What is Log analysis? Why we need it?
In this article, we are going to see an overview of ELK stacks.
What exactly is ELK stack and its components, and what log analysis means!
Let us consider you have hundreds of servers that you support in production and it becomes hard to debug especially if you are facing any issues and you need to find out which server is having issues. Moreover, to narrow down the actual error message among hundreds of servers is really a tedious task. To solve this problem, we have ELK Stack that comprises of Elastic Search, Logstash and Kibana.
Normally when you have hundreds of web servers, you would like to see the web services log, which will give you specific information of those servers, but it is hard to log in to each server and check the logs. Instead if you have a centralized mechanism to visualize the logs that will be helpful. That is one scenario. The second scenario is going to be performance analysis. Assume that your application is getting slow and you want to check what is going on by checking the logs, in that case, you need to analyse the logs.
These are some cases where you need log analysis to solve that and in such cases, we have ELK stack in place. Logs are of different formats. For example, consider we have different types of servers like database servers, application servers in your environment. So with each of such servers, we have different type of logs and log sources from which we need to make a structured and meaningful report out of them. We need to have a decentralized place to look at all the logs in one shot.
Efficiency is the key here. Therefore, the process involves collection of data, cleaning up of the data, converting them into structured format, and analysing the data.

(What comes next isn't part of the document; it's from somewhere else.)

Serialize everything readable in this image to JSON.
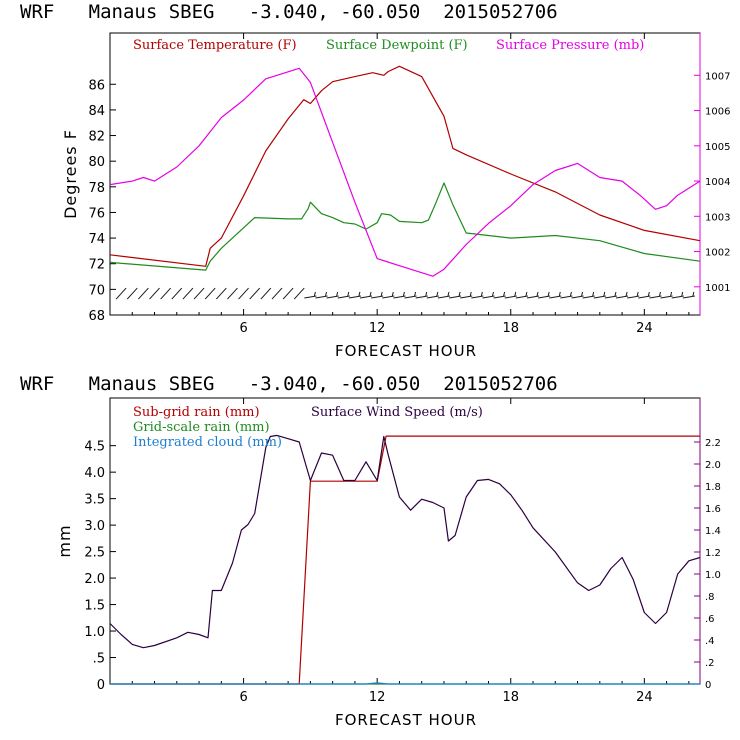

Elastic search is a search engine or search server and a no SQL database that uses indexes to search which is a very powerful mechanism in terms of providing the search functionality.
Then we have Kibana to visualize whatever data gathered by Elastic search.
You can create and manage dashboards using Kibana and customise graphs according to your business requirements. Moreover, it is created to visualize all the health of the environment in one place.
We have yet another component called Logstash that allows you to ingest the unstructured data from a variety of data sources including system logs, website logs and application server logs. It also offers something called pre-built filters, so you can readily transform common data types, index them in Elastic search, and start querying without having to build custom data transformation pipelines. So briefly, the benefit of using Logstash is, you can easily load the unstructured data from various sources and can have pre-built filters, which can be used to do the transformations that are needed.
In addition to that, we have one another component used in ELK stack that is Filebeat. It is one of the best log file shippers out there today. It is lightweight, supports SSL and TLS encryption, supports back pressure with a good built-in recovery mechanism and it is extremely reliable.
Moreover, this is the best log file Shipper that is commonly used in the live environment and then Logstash is used to aggregate the logs by pulling data from various sources before pushing it down the pipeline usually in elastic search.
Therefore, we always need to remember that Filebeat and Logstash are used in conjunction.
So let us look at the typical pipeline.
Now the left side is the Filebeat that runs on each server and ships the logs to a specific location, which is Logstash. Therefore, the Filebeat and other sources ship data to Logstash for processing and transform data access to pipeline and is forwarded to Elasticsearch. Then the Elasticsearch receives data from Logstash, Indexing it for faster searching and stores it in a No SQL database. Once the data is index and stored in the Elasticsearch, we use Kibana to provide visualization of dashboard.
Below is a sample Kibana dashboard and you can create your own dashboards similar to this as per your business requirements.
Therefore, you can see the dashboard for logs off many servers, and you can see the IP addresses which has issues categorized in a pie chart format.